Durio, a professional chef whose resume includes stints as a restaurant manager and the culinary chief for an assisted living facility, was on hand to help hand out hundreds of portions of a new peach cobbler recipe. The dish is just one of hundreds that Durio and his staff have created for the 2015-16 school year, and unlike the recipes he created during his time in the restaurant world, these meals have to meet very specific nutritional guidelines.
But just as the food has to meet specific standards in terms of ingredients, it also has to please some notoriously picky eaters. Durio's visit to Cimarron offered a chance to see the success or failure of food in a firsthand environment.

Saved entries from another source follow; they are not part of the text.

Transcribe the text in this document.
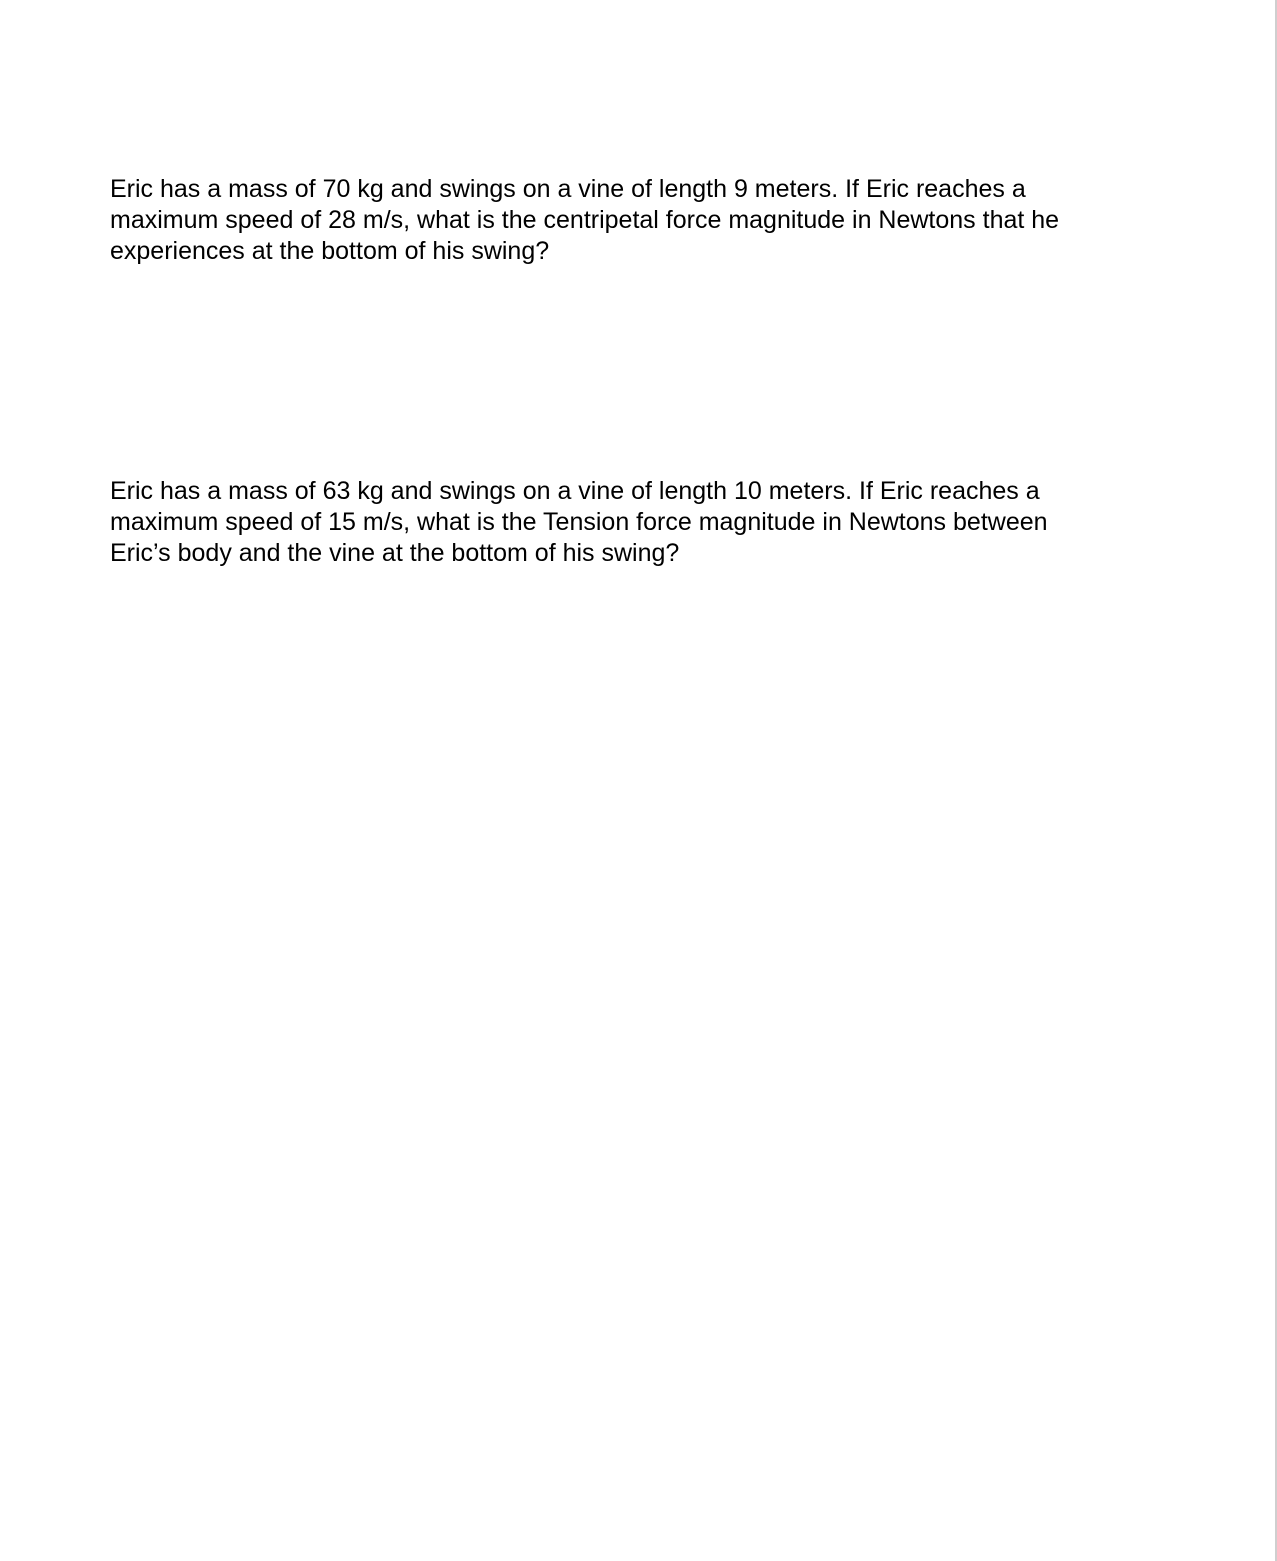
Eric has a mass of 70 kg and swings on a vine of length 9 meters. If Eric reaches a
maximum speed of 28 m/s, what is the centripetal force magnitude in Newtons that he
experiences at the bottom of his swing?

Eric has a mass of 63 kg and swings on a vine of length 10 meters. If Eric reaches a
maximum speed of 15 m/s, what is the Tension force magnitude in Newtons between
Eric’s body and the vine at the bottom of his swing?
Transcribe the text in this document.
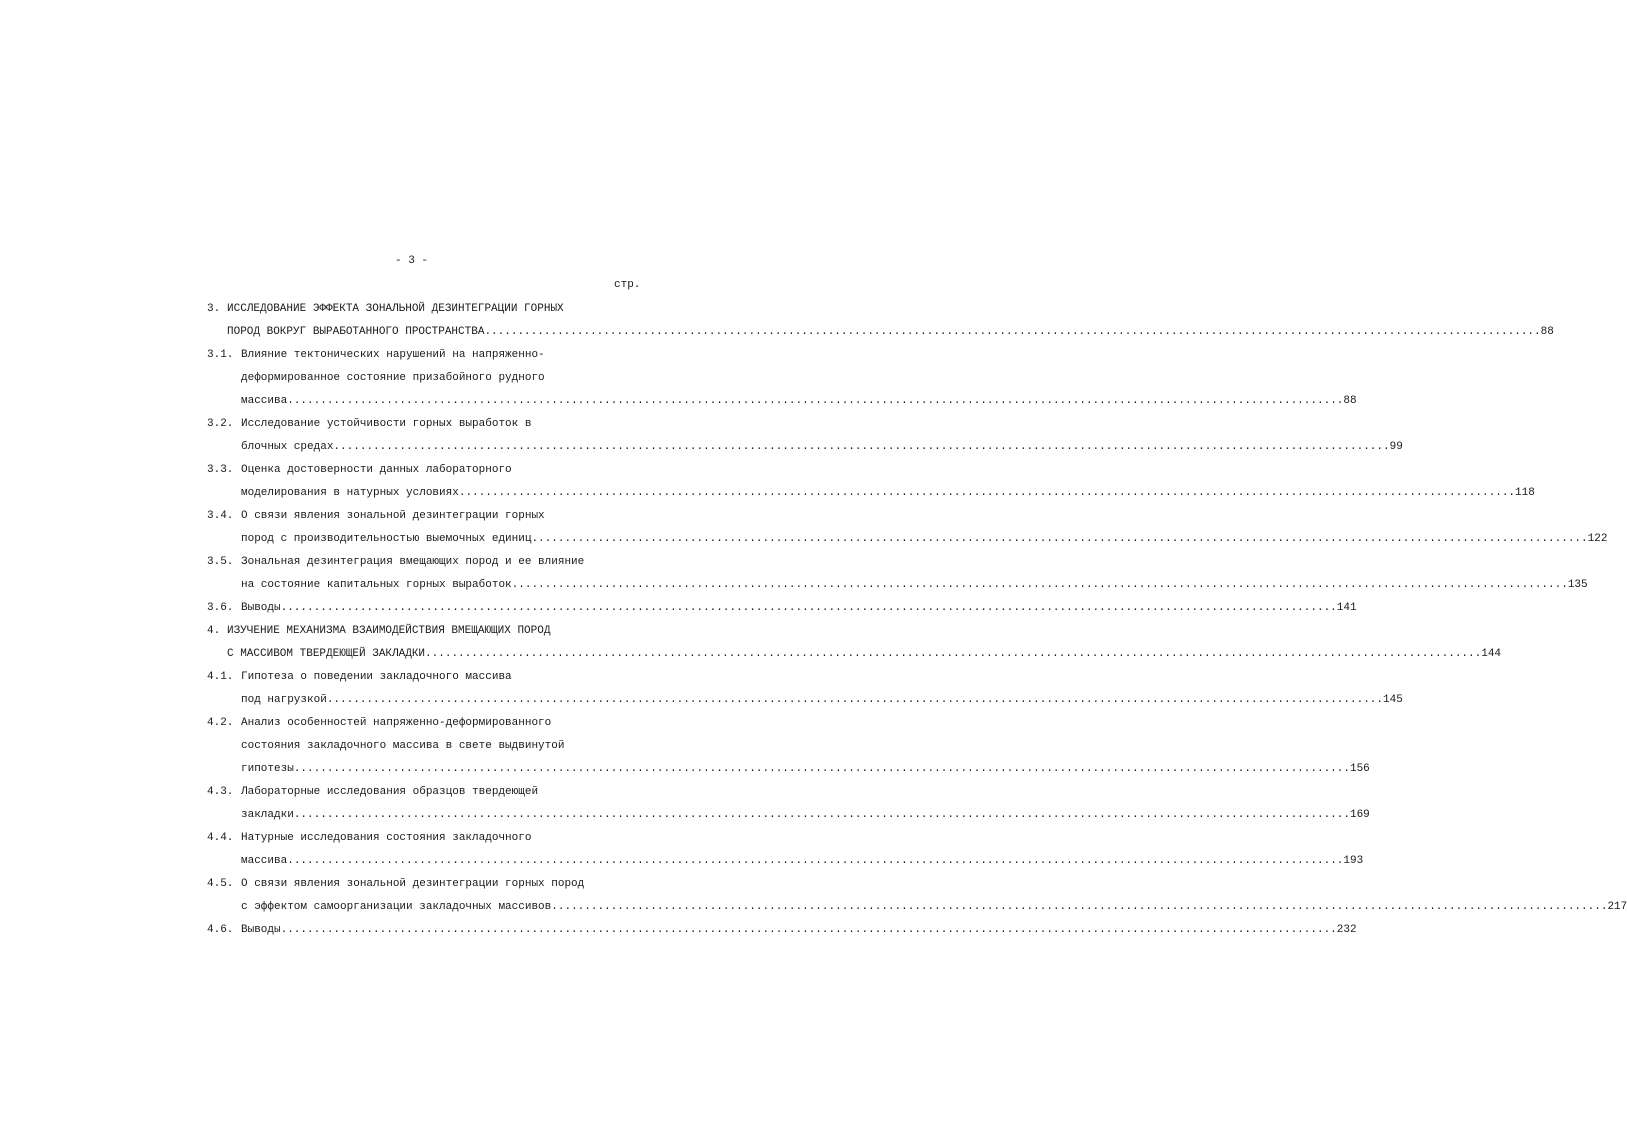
- 3 -
стр.
3. ИССЛЕДОВАНИЕ ЭФФЕКТА ЗОНАЛЬНОЙ ДЕЗИНТЕГРАЦИИ ГОРНЫХ
ПОРОД ВОКРУГ ВЫРАБОТАННОГО ПРОСТРАНСТВА .....	88
3.1. Влияние тектонических нарушений на напряженно-
деформированное состояние призабойного рудного
массива .....	88
3.2. Исследование устойчивости горных выработок в
блочных средах .....	99
3.3. Оценка достоверности данных лабораторного
моделирования в натурных условиях .....	118
3.4. О связи явления зональной дезинтеграции горных
пород с производительностью выемочных единиц .....	122
3.5. Зональная дезинтеграция вмещающих пород и ее влияние
на состояние капитальных горных выработок .....	135
3.6. Выводы .....	141
4. ИЗУЧЕНИЕ МЕХАНИЗМА ВЗАИМОДЕЙСТВИЯ ВМЕЩАЮЩИХ ПОРОД
С МАССИВОМ ТВЕРДЕЮЩЕЙ ЗАКЛАДКИ .....	144
4.1. Гипотеза о поведении закладочного массива
под нагрузкой .....	145
4.2. Анализ особенностей напряженно-деформированного
состояния закладочного массива в свете выдвинутой
гипотезы .....	156
4.3. Лабораторные исследования образцов твердеющей
закладки .....	169
4.4. Натурные исследования состояния закладочного
массива .....	193
4.5. О связи явления зональной дезинтеграции горных пород
с эффектом самоорганизации закладочных массивов .....	217
4.6. Выводы .....	232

"We wanted to give the kids the chance to taste something that they may have not had a chance to taste yet this year," Durio said. "I oversee our central bakery for the district, and when I test recipes I want to make sure that they do include all of the nutrition … That's what we do; we're constantly testing recipes to make sure that they are healthy for kids."
That process also provides for some of the best moments of Durio's job outside of the central Food and Nutrition Services building.
"This is the best part of the job. All summer long, I'm testing and making sure everything fits in to our menu," Durio said. "Once the school year starts and the kids are excited to come back, it's the best part."
With a constantly shifting menu that typically sees three to five new menu items introduced in a given school year, Durio and the rest of the district's Food and Nutrition staff have come up with a way to keep students and parents current on the latest trends. The district's Food and Nutrition Services website, http://ccsdcafe.org, includes detailed information about ingredients, nutrition and menus for every building.
"Every month, we project a month ahead," Durio said. "It's linked to an app and the website. You can see everything that is going to be menued for a day. Even our school nurses know about the menus for any students with allergy or health issues."
Such a detailed approach makes the day-to-day life of kitchen managers like Pike a lot less stressful. Even so, Pike is quick to explain that the job carries very little in the way of anxiety.
"Every part of this job is the best part of the job," she said. "I love working with the kids all the day and preparing all of these wonderful meals. All of these choices that they have are so amazing."
Variety was definitely clear as Cimarron students made their way through the lunch line and opted for different entrees, sides and deserts. Some even politely refused Durio's freshly prepared peach cobbler in favor of fresh fruit or yogurt.
"If they don't like one thing, there are plenty of other choices for them," Pike said.